Joint tuning the morphology and oxygen vacancy of Cu2O by ionic liquid enables high-efficient CO2 reduction to C2 products

The electrochemical CO2 reduction to multi-carbon products is a promising way for tackling carbon emissions and restoring renewable electricity, which still lacks of efficient electrocatalysts. Herein, Cu2O nanoparticles with rough surface and abundant oxygen vacancies were facilely prepared by using an ionic liquid, [Omim]Cl (1-octyl-3-methylimidazolium chloride), as a bifunctional structure-directing agent, where the [Omim]+ played a role of surfactant to adjust the morphology of Cu2O and the Cl− facilitated the formation of oxygen vacancies by coordination with Cu+. The obtained Cu2O nanoparticles were further dispersed on the home-made graphite nanosheets to fabricate a composite catalyst, which showed an excellent catalytic performance with high faradaic efficiency of C2 (78.5 ± 2%) and commercial-level current density (123.1 mA cm−2) at − 1.1 V vs.

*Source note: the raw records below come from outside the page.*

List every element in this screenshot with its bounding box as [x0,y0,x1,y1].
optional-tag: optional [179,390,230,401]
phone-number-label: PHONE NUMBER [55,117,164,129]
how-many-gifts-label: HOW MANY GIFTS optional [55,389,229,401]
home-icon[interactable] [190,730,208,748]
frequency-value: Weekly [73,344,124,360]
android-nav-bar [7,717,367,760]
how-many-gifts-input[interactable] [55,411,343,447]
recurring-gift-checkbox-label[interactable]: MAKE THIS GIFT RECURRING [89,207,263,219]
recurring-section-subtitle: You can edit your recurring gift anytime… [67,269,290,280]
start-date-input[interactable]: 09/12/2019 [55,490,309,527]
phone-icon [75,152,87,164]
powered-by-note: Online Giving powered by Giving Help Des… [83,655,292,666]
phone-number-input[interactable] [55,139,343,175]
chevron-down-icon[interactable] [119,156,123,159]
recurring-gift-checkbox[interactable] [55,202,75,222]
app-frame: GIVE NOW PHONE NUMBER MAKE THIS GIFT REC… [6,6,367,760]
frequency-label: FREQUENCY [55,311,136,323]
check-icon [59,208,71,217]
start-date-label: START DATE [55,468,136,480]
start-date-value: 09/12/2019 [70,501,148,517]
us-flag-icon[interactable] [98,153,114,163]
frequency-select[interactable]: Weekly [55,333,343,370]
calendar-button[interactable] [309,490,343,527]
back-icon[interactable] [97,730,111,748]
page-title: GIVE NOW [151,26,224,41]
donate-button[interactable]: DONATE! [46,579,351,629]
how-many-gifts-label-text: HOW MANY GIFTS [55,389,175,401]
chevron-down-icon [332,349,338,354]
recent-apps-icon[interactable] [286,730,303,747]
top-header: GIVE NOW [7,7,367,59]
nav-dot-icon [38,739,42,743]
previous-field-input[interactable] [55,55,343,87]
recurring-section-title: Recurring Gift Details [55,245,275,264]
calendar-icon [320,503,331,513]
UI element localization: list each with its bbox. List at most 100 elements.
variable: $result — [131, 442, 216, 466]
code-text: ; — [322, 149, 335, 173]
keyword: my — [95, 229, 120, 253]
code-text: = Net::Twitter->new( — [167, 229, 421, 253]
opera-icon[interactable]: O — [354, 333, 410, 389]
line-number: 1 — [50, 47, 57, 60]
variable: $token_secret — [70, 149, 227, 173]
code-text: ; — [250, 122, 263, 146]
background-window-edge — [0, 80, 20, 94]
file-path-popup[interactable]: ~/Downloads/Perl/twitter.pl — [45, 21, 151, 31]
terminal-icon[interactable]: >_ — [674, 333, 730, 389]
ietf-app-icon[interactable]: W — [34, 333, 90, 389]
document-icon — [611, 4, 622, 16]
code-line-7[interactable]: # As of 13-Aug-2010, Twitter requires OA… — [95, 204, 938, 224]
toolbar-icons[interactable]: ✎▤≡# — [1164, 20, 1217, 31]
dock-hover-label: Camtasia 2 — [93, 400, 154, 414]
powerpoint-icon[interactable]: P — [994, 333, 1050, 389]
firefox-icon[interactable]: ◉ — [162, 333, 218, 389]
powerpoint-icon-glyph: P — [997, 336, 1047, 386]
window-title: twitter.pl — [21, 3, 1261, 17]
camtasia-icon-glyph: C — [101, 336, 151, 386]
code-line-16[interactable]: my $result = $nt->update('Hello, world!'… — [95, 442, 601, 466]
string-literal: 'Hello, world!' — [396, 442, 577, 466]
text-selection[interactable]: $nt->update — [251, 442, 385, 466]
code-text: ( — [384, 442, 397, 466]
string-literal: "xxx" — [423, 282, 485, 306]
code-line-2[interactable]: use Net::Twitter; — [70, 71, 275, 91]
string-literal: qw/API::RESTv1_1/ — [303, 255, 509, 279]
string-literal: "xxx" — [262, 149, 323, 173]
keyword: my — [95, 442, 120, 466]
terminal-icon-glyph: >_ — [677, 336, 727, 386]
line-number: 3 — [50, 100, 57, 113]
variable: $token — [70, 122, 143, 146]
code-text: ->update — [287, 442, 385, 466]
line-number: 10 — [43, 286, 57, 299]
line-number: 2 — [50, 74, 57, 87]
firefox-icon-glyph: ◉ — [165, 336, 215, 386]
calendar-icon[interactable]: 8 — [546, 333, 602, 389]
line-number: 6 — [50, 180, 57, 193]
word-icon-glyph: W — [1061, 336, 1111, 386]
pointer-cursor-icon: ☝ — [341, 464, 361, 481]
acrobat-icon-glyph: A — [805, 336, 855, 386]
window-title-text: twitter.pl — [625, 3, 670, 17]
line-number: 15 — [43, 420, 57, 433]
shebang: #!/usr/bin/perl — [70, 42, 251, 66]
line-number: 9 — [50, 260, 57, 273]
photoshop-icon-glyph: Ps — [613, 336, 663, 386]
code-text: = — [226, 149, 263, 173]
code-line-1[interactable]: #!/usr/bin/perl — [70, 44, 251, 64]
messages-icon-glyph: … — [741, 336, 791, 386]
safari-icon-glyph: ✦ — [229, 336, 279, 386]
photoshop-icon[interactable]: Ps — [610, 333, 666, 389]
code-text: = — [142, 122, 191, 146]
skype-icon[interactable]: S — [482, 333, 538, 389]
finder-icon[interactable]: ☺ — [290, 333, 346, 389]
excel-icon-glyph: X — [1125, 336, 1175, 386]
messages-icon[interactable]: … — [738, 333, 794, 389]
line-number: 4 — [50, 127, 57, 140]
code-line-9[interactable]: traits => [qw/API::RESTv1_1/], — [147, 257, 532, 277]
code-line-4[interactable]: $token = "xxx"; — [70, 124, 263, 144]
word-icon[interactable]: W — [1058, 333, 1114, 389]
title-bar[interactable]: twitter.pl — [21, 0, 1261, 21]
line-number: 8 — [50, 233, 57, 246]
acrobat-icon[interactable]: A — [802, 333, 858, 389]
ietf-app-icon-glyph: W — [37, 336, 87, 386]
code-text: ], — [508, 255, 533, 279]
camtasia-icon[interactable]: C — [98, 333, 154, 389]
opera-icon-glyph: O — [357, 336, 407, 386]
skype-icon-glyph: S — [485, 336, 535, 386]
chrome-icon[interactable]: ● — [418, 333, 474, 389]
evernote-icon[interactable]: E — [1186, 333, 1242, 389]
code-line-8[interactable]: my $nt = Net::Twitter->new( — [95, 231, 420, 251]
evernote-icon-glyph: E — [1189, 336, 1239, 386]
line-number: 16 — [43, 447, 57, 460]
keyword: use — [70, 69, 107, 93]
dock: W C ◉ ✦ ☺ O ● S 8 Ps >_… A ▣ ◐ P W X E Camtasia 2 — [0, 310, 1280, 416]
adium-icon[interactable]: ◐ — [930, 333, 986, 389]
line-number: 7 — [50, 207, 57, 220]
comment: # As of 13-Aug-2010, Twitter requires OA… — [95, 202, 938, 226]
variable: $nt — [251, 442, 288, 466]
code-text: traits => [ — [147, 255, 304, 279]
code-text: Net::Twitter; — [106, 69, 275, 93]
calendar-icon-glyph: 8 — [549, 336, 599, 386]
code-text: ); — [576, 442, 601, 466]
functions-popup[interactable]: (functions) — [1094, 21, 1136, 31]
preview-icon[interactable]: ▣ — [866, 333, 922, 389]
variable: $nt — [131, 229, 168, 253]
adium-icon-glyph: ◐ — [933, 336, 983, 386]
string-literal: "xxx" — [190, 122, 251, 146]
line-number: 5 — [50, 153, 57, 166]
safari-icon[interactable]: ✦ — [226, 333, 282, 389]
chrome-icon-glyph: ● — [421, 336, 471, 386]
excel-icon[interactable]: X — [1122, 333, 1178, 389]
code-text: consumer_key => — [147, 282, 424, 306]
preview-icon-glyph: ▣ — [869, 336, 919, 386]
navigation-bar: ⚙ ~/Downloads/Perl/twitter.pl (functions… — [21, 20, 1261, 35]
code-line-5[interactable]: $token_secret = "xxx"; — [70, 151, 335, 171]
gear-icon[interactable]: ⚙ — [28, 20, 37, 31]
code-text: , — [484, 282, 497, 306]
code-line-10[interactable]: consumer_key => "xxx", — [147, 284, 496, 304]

RHE for 100 h in a flow cell. In situ surface-enhanced Raman spectroscopy and density functional theory calculations proved the special structure of Cu2O strengthened the adsorption of intermediates (CO2•−, CO*) and the following C–C coupling reaction, thus remarkably promoting the formation of C2 products. This work affords a novel strategy to synthesize metal oxide with controllable morphology and defects for electrochemical applications.